今年も8月8日から、甲子園球場で夏の高校野球大会が開催され、炎天下の中、連日熱戦が繰り広げられている。

さて、代表49校の紹介されている雑誌をもとに、各校の出場選手の名字を眺めてみた。
例年だと、鹿児島や宮崎に珍しい名字の選手が何人かいるが、今年は両県の代表はともに私立で、いわゆる“野球留学校”。選手の出身は関西が多く、ローカル色に乏しい。同じく、珍しい名字が多いはずの青森代表の選手も関西方面が多い。

今回出場の選手の中では、西東京代表・創価高校のエースの名字「勘米良(かんめら)」が珍しい。勘米良選手自身は東京の出身のようだが、この名字は熊本県南部の人吉市と錦町に集中している。
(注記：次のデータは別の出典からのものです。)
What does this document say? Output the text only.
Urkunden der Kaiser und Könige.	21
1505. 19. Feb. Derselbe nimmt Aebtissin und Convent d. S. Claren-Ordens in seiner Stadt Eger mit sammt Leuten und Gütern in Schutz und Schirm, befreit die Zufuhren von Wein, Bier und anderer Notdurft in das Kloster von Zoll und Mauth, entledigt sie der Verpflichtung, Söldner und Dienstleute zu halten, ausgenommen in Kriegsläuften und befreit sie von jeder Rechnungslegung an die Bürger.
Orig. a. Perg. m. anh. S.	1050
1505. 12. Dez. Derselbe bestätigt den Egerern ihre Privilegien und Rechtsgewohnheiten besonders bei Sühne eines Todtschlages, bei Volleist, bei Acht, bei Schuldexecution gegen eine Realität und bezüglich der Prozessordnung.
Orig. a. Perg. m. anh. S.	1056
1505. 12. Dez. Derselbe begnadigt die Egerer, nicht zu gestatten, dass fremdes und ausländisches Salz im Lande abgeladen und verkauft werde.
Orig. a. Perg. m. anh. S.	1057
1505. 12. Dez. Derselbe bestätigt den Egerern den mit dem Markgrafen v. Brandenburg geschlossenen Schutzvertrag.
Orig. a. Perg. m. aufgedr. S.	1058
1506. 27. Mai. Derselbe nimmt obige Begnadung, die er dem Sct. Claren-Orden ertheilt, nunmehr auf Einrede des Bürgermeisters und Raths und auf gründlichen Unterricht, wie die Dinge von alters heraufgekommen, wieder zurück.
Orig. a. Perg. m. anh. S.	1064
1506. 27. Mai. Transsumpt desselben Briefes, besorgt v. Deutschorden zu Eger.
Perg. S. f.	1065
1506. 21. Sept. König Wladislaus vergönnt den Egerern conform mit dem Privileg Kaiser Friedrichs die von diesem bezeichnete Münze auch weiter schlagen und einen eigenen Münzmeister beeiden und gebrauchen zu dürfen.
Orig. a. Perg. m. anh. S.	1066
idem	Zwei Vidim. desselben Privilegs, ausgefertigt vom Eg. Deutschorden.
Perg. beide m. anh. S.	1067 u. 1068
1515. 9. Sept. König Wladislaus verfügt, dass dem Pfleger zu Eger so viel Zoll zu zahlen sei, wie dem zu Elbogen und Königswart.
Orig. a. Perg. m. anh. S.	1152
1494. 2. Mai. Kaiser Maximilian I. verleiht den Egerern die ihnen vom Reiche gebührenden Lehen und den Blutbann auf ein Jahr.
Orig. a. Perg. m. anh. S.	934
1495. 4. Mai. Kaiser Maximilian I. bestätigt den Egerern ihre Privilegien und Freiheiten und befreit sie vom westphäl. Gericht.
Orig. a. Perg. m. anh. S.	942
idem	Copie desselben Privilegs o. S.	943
実は、「かんめら」と読む名字は「上米良」と書く方が多く、こちらは、宮崎県西都市から熊本県球磨郡にかけて広く分布している。「上米良」「勘米良」ともに、元は「米良」であろう。

「米良」という名字は、宮崎と和歌山の名字で、ともにかなり古い家系。宮崎県の「米良」は、同県の地名がルーツ。今でも、宮崎県には児湯郡西米良村という村がある。

南北朝時代に南朝方として活躍した菊池一族の末裔に米良家があり、江戸時代には幕府の旗本となっていた。明治時代には、直系の子孫が「先祖が南朝で活躍した功」という、ものすごい理由で男爵を授けられている。

「勘米良」は、この宮崎の米良一族の支流が「上米良」と名乗り、さらに「勘米良」と変化したに違いない。